Institute for Healthcare Improvement features health initiative at Children’s & Women’s Hospital
The women’s services team at the hospital, with support from University of South Alabama colleagues, has launched a variety of projects to raise awareness and help save the lives of those most impacted by maternal health disparities.
By Casandra Andrews
When it comes to quality improvement and health equity at USA Health Children’s & Women’s Hospital, the women’s services division often encourages team members and colleagues to meet challenges head on as they continue to discover what a small group of passionate people can do.

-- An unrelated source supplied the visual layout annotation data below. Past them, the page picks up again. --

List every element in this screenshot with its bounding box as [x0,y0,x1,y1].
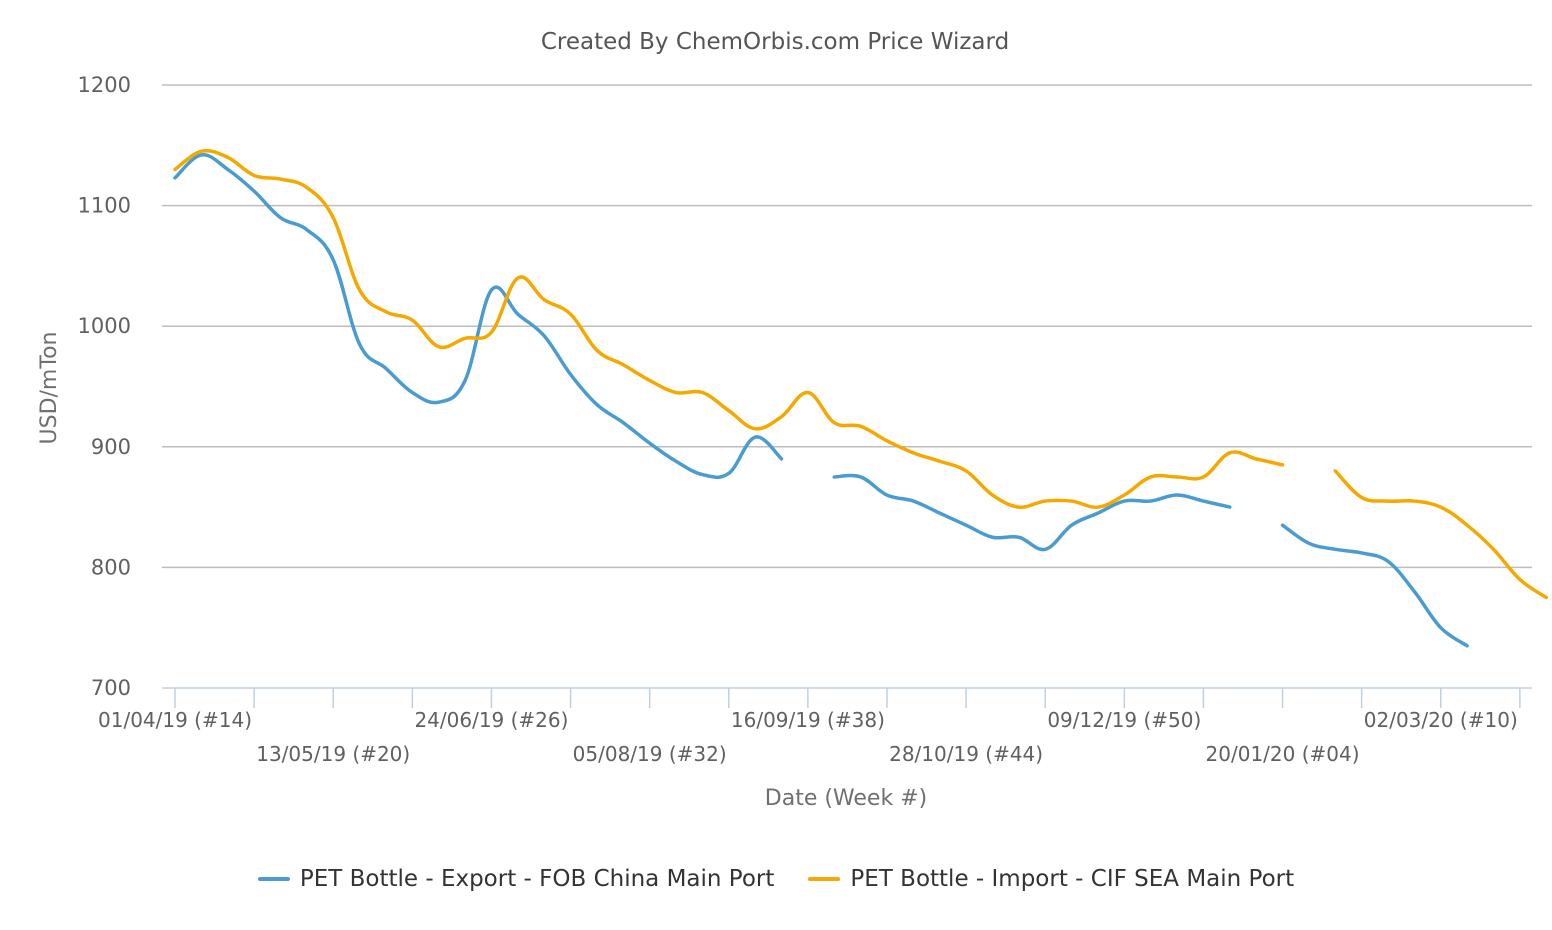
series-line-segment [173,153,784,480]
series-line-segment [1280,523,1469,648]
y-axis-ticks: 700 800 900 1000 1100 1200 [78,73,131,700]
y-gridlines [162,84,1532,569]
legend-label-export: PET Bottle - Export - FOB China Main Por… [299,866,775,892]
y-tick-label-900: 900 [91,435,131,459]
y-tick-label-700: 700 [91,676,131,700]
x-tick-label: 09/12/19 (#50) [1047,708,1201,732]
x-tick-label: 16/09/19 (#38) [731,708,885,732]
x-tick-label: 13/05/19 (#20) [256,742,410,766]
x-tick-label: 01/04/19 (#14) [98,708,252,732]
y-axis-title: USD/mTon [37,332,62,445]
x-tick-label: 28/10/19 (#44) [889,742,1043,766]
chart-title: Created By ChemOrbis.com Price Wizard [541,29,1009,55]
x-tick-label: 02/03/20 (#10) [1364,708,1518,732]
legend-item-import[interactable]: PET Bottle - Import - CIF SEA Main Port [808,866,1294,892]
x-tick-label: 20/01/20 (#04) [1206,742,1360,766]
x-axis-ticks: 01/04/19 (#14)13/05/19 (#20)24/06/19 (#2… [98,688,1521,766]
x-tick-label: 05/08/19 (#32) [573,742,727,766]
series-1 [173,148,1548,600]
legend-swatch-import [808,877,841,881]
y-tick-label-1100: 1100 [78,194,131,218]
legend-label-import: PET Bottle - Import - CIF SEA Main Port [850,866,1295,892]
series-lines [173,148,1548,648]
legend-item-export[interactable]: PET Bottle - Export - FOB China Main Por… [257,866,775,892]
series-0 [173,153,1469,648]
x-tick-label: 24/06/19 (#26) [414,708,568,732]
series-line-segment [832,473,1232,552]
series-line-segment [173,148,1285,509]
y-tick-label-1000: 1000 [78,314,131,338]
legend-swatch-export [257,877,290,881]
chart-legend: PET Bottle - Export - FOB China Main Por… [0,866,1552,892]
y-tick-label-800: 800 [91,555,131,579]
series-line-segment [1333,469,1548,600]
y-tick-label-1200: 1200 [78,73,131,97]
x-axis-title: Date (Week #) [765,786,927,811]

That attitude, and the initiatives that have followed in recent months to address health inequities, continue to garner national recognition. The latest example is the article “Getting Started with QI and Health Equity: ‘Don’t Be Intimidated. Be Inspired,’” in which Director of Women’s Services, Vicki Curtis, M.S.N., RN, RNC-OB, noted that disturbing statistics compelled her team to embrace efforts to improve maternal outcomes.
Despite positive strides in many areas of healthcare, the maternal mortality rate continues to rise in the United States and is particularly high in the South. In Alabama, the state mortality rate is 36.2 maternal deaths for every 100,000 live births while the U.S. rate is 20.4 for every 100,000, giving Alabama the third highest rate in the nation, research shows.
In fall 2022, Children’s & Women’s Hospital was accepted into the Institute for Healthcare Improvement (IHI) Eliminating Inequities and Reducing Postpartum Morbidity and Mortality Learning Community, which spanned January to June 2023. The community brought together five hospitals nationwide to support changes in clinical and administrative processes with the goal of leading to safer and more equitable postpartum care and support for Black mothers.
Since then, the women’s services team, along with support from University of South Alabama colleagues, have launched a variety of projects to raise awareness and help save the lives of those most impacted by maternal health disparities. Among the new initiatives is enhanced data collection, a medical bracelet program that encourages recently delivered mothers to wear an arm band identifying their medical condition, and an at-home blood pressure monitoring program.